Outgoing JLR CEO Adrian Mardell said that the latest UK-US and the US-EU trade deals would “lessen the significant US tariff impact in subsequent quarters”.

Back home, in the passenger vehicle segment, Tata Motors’ market share in the period shrank to 12.3 per cent from 12.9 per cent it was last quarter, as per VAHAN data.

In Q1, the India business of Tata Motors Passenger Vehicles saw its CNG portion expand to 27 per cent. Petrol powertrains still made up half of the registrations (50 per cent).

EVs stood at 13 per cent, while Diesel was 10 per cent. However, passenger vehicle revenue slumped by 8.2 per cent year-on-year to Rs 10,900 crore in the first fiscal quarter. Tata Motors attributed the drop to a moderation in sales across the industry due to lacklustre demand.

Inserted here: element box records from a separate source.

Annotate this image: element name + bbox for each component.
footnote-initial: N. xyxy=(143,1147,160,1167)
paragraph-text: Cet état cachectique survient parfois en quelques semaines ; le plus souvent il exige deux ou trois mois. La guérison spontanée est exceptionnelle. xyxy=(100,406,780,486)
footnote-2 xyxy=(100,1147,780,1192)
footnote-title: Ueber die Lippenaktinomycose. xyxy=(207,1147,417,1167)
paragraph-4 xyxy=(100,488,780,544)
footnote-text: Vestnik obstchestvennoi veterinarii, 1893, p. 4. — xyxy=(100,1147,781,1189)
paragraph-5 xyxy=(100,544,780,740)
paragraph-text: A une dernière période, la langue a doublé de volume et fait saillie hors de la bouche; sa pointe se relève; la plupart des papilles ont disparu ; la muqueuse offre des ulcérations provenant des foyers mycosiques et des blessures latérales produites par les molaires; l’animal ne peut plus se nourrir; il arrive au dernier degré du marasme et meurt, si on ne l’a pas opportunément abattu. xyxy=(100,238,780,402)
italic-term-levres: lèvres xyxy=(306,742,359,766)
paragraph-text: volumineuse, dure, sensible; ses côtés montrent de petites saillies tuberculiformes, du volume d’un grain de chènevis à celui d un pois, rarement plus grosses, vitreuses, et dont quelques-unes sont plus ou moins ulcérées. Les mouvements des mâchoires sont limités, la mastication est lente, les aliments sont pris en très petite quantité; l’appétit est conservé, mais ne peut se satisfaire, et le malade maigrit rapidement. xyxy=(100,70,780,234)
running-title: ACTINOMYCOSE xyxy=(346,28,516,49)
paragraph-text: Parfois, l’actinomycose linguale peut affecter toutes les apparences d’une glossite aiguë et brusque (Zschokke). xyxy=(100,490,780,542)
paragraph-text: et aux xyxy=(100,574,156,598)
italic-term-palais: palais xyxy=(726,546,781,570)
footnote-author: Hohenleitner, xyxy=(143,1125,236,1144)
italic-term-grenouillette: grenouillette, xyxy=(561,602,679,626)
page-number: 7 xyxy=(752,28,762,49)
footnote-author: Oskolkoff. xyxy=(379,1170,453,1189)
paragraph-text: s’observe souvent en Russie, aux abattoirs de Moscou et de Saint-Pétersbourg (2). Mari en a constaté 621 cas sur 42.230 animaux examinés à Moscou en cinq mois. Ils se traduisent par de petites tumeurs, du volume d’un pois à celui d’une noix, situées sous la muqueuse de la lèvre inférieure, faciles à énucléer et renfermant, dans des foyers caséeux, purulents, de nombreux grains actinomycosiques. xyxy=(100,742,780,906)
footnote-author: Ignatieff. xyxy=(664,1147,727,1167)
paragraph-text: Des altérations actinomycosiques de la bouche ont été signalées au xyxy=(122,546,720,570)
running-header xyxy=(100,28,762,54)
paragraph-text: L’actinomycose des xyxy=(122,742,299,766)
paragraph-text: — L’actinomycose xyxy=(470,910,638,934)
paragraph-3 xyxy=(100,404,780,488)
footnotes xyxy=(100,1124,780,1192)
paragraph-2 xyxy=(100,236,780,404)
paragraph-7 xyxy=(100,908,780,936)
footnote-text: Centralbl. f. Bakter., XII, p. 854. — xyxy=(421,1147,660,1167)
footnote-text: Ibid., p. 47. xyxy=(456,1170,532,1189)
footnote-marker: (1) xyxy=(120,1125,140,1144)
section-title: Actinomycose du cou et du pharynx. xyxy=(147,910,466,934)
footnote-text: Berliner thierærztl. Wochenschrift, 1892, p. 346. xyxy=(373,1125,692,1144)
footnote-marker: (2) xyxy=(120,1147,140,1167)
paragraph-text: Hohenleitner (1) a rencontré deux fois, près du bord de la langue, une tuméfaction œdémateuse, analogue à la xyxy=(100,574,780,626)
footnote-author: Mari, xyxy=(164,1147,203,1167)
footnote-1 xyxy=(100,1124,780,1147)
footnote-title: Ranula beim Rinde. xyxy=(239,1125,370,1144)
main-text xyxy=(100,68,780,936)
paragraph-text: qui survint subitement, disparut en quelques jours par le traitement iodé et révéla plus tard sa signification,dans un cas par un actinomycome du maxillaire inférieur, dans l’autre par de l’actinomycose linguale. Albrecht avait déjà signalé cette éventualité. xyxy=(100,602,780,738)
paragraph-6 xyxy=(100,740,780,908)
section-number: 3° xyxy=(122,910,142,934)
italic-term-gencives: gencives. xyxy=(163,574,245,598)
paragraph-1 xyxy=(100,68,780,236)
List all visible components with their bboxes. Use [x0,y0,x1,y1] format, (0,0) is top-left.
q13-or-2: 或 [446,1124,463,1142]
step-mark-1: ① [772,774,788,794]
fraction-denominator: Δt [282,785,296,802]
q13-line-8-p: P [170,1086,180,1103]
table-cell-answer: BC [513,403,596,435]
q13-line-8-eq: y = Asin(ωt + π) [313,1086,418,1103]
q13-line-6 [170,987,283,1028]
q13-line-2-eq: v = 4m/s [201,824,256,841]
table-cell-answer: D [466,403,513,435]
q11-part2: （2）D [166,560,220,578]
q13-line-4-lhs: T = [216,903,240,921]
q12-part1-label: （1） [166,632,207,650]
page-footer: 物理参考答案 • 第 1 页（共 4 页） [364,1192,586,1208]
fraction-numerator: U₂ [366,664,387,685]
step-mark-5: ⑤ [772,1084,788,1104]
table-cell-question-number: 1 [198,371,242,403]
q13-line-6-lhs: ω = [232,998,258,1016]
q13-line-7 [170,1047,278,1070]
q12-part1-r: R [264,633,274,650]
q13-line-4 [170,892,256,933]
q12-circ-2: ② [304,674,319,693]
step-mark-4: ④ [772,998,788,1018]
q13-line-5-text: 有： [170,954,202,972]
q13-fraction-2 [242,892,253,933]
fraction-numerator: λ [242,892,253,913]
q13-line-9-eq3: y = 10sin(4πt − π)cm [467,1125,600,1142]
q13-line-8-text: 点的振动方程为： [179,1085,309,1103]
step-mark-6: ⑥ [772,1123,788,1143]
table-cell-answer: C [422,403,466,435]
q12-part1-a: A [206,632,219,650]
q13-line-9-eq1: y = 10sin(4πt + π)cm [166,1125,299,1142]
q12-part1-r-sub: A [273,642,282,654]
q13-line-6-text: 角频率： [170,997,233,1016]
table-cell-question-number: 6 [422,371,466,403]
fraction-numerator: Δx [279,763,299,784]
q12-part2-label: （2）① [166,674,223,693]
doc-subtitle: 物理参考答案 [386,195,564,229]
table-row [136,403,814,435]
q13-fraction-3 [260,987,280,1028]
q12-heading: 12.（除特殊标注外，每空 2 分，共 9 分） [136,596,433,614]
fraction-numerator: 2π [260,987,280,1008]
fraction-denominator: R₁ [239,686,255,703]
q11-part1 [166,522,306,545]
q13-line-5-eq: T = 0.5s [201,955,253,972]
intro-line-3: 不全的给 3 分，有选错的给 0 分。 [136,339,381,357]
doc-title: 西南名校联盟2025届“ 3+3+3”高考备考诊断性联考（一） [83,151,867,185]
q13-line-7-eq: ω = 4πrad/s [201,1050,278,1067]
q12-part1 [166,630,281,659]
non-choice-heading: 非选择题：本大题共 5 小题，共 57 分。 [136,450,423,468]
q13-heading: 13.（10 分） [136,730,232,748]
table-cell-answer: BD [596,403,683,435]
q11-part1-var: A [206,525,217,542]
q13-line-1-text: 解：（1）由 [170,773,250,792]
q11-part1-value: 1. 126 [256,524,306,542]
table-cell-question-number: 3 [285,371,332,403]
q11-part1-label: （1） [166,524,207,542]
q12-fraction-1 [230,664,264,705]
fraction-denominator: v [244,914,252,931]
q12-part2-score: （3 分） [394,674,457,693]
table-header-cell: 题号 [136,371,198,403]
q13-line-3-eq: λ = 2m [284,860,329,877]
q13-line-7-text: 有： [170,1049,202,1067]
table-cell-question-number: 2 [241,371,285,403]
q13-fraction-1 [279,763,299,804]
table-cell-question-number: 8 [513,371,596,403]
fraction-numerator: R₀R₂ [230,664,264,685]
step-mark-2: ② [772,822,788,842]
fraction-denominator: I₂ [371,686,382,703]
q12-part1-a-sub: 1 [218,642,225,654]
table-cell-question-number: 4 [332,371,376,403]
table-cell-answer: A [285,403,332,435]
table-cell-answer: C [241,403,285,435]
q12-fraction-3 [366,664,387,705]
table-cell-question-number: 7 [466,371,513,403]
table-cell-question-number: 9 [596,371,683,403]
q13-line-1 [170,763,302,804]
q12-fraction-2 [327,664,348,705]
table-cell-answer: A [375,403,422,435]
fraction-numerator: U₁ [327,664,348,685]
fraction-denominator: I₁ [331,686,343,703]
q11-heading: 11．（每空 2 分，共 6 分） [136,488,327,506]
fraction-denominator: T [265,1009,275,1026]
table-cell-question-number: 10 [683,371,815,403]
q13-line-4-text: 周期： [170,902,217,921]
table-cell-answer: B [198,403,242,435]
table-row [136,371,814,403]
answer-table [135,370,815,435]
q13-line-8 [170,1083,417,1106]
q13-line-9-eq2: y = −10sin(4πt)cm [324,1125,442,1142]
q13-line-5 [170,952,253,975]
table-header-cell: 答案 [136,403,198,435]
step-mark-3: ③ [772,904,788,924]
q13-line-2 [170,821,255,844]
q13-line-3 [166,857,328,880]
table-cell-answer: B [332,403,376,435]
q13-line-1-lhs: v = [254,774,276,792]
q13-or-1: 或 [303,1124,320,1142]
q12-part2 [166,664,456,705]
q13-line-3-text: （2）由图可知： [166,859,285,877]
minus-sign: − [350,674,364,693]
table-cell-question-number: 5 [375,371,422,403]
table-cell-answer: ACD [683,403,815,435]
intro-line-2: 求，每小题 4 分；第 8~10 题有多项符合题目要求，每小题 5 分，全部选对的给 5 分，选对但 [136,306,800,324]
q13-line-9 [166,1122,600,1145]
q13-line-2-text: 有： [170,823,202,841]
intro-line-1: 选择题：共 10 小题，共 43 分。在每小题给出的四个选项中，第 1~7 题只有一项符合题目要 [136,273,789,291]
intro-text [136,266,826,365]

However, it noted that the volume crunch was felt more in the passenger vehicles below ₹10 lakh. With the new Harrier EV launch in July and the Tiago and Altroz hatchback updates in June, Tata Motors expects higher profitability going forward.

The automaker also stated a few initiatives such as the “institutionalisation of dealer stock policy and focus on driving retails” and “supportive retail incentive schemes” with upcoming festive period campaign.

“Q1 was a subdued quarter for the passenger vehicle industry, with volume pressures persisting across most segments. Demand softness weighed on overall performance, although the Electric Vehicle category remained a bright spot, supported by new launches and growing customer interest,” reasoned Tata Motors Passenger Vehicles MD Shailesh Chandra.

“Looking ahead, while the overall industry growth is expected to remain muted, we are confident that our recent and forthcoming series of launches—across ICE and EVs—will enable us to outperform the market and strengthen our position across key segments,” he added.